Before Rosa Parks, She Refused To Give Up Her Seat

Rosa Parks on bus
Shonda Buchanan
February 18, 2021

On July 16, 1944, when the white couple stood angrily over her on the bus, Irene Morgan Kirkaldy ignored them. Despite all of the days she’d patiently bowed down to segregation, this day was going to be different. 

She’d just left her mother’s home, seeking comfort after a miscarriage – and had completely run out of patience. But her bad day had just gotten worse.

Because she refused to give up her seat, the infuriated bus driver drove to the sheriff’s station. The first sheriff yelled at Kirkaldy, brandishing a warrant for her arrest. 

She tore it up, threw it out the window, then kicked him in the groin! She then fought a second sheriff, until he dragged her off the bus! But that wasn’t the end of it.
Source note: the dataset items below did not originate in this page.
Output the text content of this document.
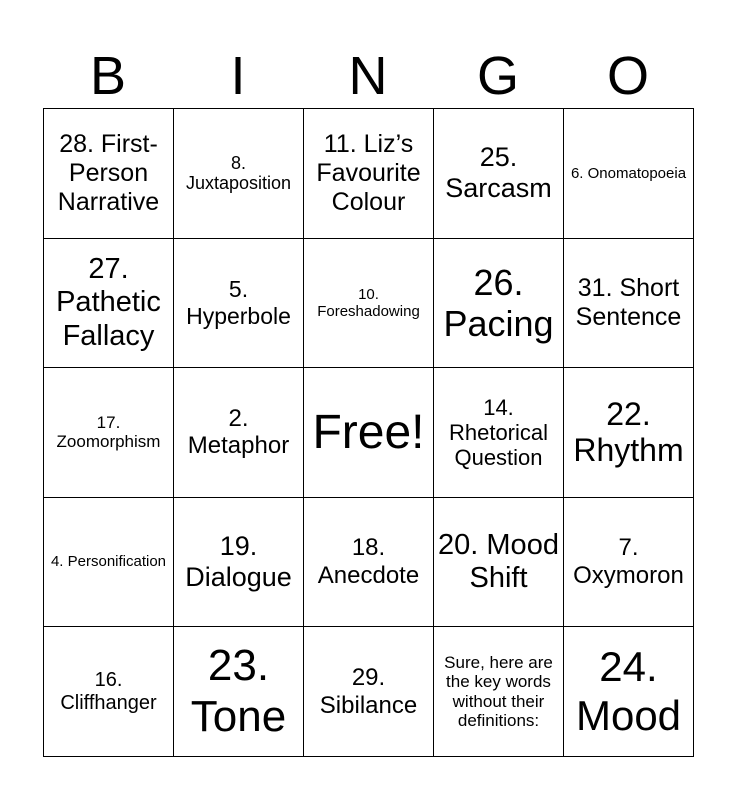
B	I	N	G	O
28. First-Person Narrative	8. Juxtaposition	11. Liz’s Favourite Colour	25. Sarcasm	6. Onomatopoeia
27. Pathetic Fallacy	5. Hyperbole	10. Foreshadowing	26. Pacing	31. Short Sentence
17. Zoomorphism	2. Metaphor	Free!	14. Rhetorical Question	22. Rhythm
4. Personification	19. Dialogue	18. Anecdote	20. Mood Shift	7. Oxymoron
16. Cliffhanger	23. Tone	29. Sibilance	Sure, here are the key words without their definitions:	24. Mood
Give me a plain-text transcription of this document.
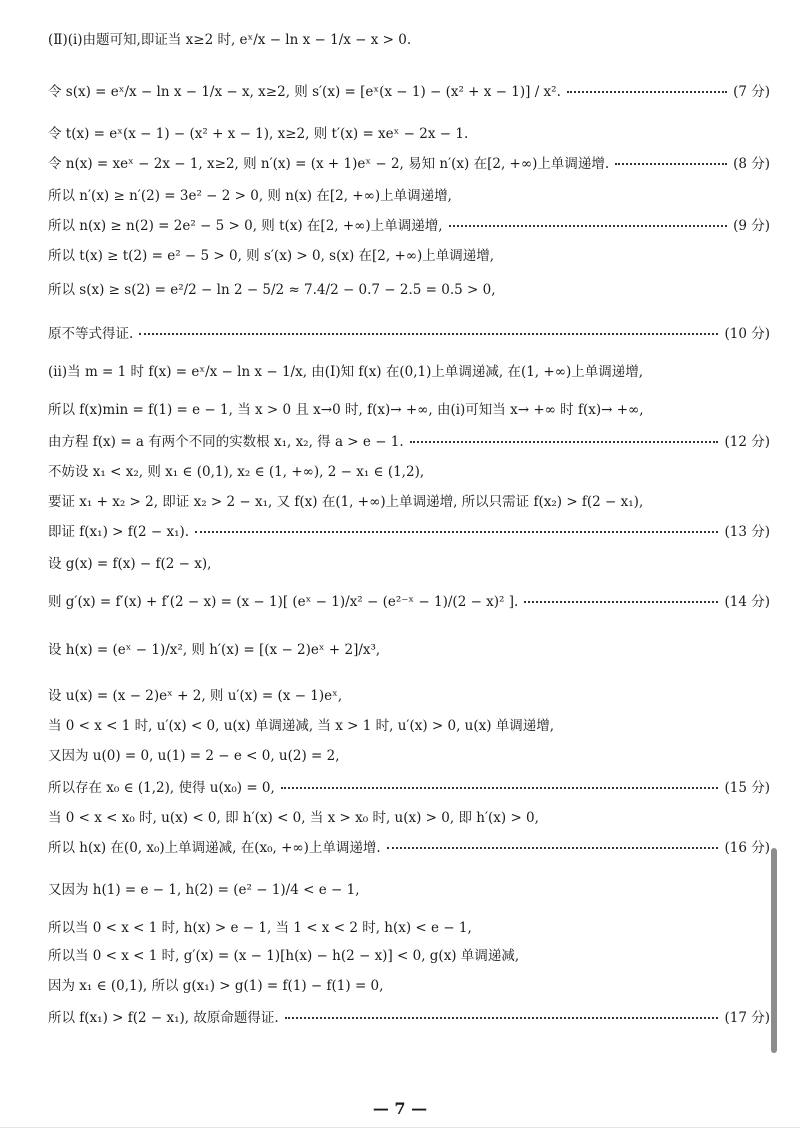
(Ⅱ)(ⅰ)由题可知,即证当 x≥2 时, eˣ/x − ln x − 1/x − x > 0.
令 s(x) = eˣ/x − ln x − 1/x − x, x≥2, 则 s′(x) = [eˣ(x − 1) − (x² + x − 1)] / x².	(7 分)
令 t(x) = eˣ(x − 1) − (x² + x − 1), x≥2, 则 t′(x) = xeˣ − 2x − 1.
令 n(x) = xeˣ − 2x − 1, x≥2, 则 n′(x) = (x + 1)eˣ − 2, 易知 n′(x) 在[2, +∞)上单调递增.	(8 分)
所以 n′(x) ≥ n′(2) = 3e² − 2 > 0, 则 n(x) 在[2, +∞)上单调递增,
所以 n(x) ≥ n(2) = 2e² − 5 > 0, 则 t(x) 在[2, +∞)上单调递增,	(9 分)
所以 t(x) ≥ t(2) = e² − 5 > 0, 则 s′(x) > 0, s(x) 在[2, +∞)上单调递增,
所以 s(x) ≥ s(2) = e²/2 − ln 2 − 5/2 ≈ 7.4/2 − 0.7 − 2.5 = 0.5 > 0,
原不等式得证.	(10 分)
(ⅱ)当 m = 1 时 f(x) = eˣ/x − ln x − 1/x, 由(Ⅰ)知 f(x) 在(0,1)上单调递减, 在(1, +∞)上单调递增,
所以 f(x)min = f(1) = e − 1, 当 x > 0 且 x→0 时, f(x)→ +∞, 由(ⅰ)可知当 x→ +∞ 时 f(x)→ +∞,
由方程 f(x) = a 有两个不同的实数根 x₁, x₂, 得 a > e − 1.	(12 分)
不妨设 x₁ < x₂, 则 x₁ ∈ (0,1), x₂ ∈ (1, +∞), 2 − x₁ ∈ (1,2),
要证 x₁ + x₂ > 2, 即证 x₂ > 2 − x₁, 又 f(x) 在(1, +∞)上单调递增, 所以只需证 f(x₂) > f(2 − x₁),
即证 f(x₁) > f(2 − x₁).	(13 分)
设 g(x) = f(x) − f(2 − x),
则 g′(x) = f′(x) + f′(2 − x) = (x − 1)[ (eˣ − 1)/x² − (e²⁻ˣ − 1)/(2 − x)² ].	(14 分)
设 h(x) = (eˣ − 1)/x², 则 h′(x) = [(x − 2)eˣ + 2]/x³,
设 u(x) = (x − 2)eˣ + 2, 则 u′(x) = (x − 1)eˣ,
当 0 < x < 1 时, u′(x) < 0, u(x) 单调递减, 当 x > 1 时, u′(x) > 0, u(x) 单调递增,
又因为 u(0) = 0, u(1) = 2 − e < 0, u(2) = 2,
所以存在 x₀ ∈ (1,2), 使得 u(x₀) = 0,	(15 分)
当 0 < x < x₀ 时, u(x) < 0, 即 h′(x) < 0, 当 x > x₀ 时, u(x) > 0, 即 h′(x) > 0,
所以 h(x) 在(0, x₀)上单调递减, 在(x₀, +∞)上单调递增.	(16 分)
又因为 h(1) = e − 1, h(2) = (e² − 1)/4 < e − 1,
所以当 0 < x < 1 时, h(x) > e − 1, 当 1 < x < 2 时, h(x) < e − 1,
所以当 0 < x < 1 时, g′(x) = (x − 1)[h(x) − h(2 − x)] < 0, g(x) 单调递减,
因为 x₁ ∈ (0,1), 所以 g(x₁) > g(1) = f(1) − f(1) = 0,
所以 f(x₁) > f(2 − x₁), 故原命题得证.	(17 分)
— 7 —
She was charged with violating Virginia’s Jim Crow transit law, but her seat on the Greyhound interstate bus was federal jurisdiction – she didn’t violate anything! The best part?

In 1946, The Supreme Court ruled that the Virginia law was unconstitutional! Morgan won by using their own system against them! Her victory became a catalyst for the Civil Rights Movement.

Like Morgan Kirkaldy, sometimes we have to stand our ground and demand justice against white supremacist laws. And sometimes we can win!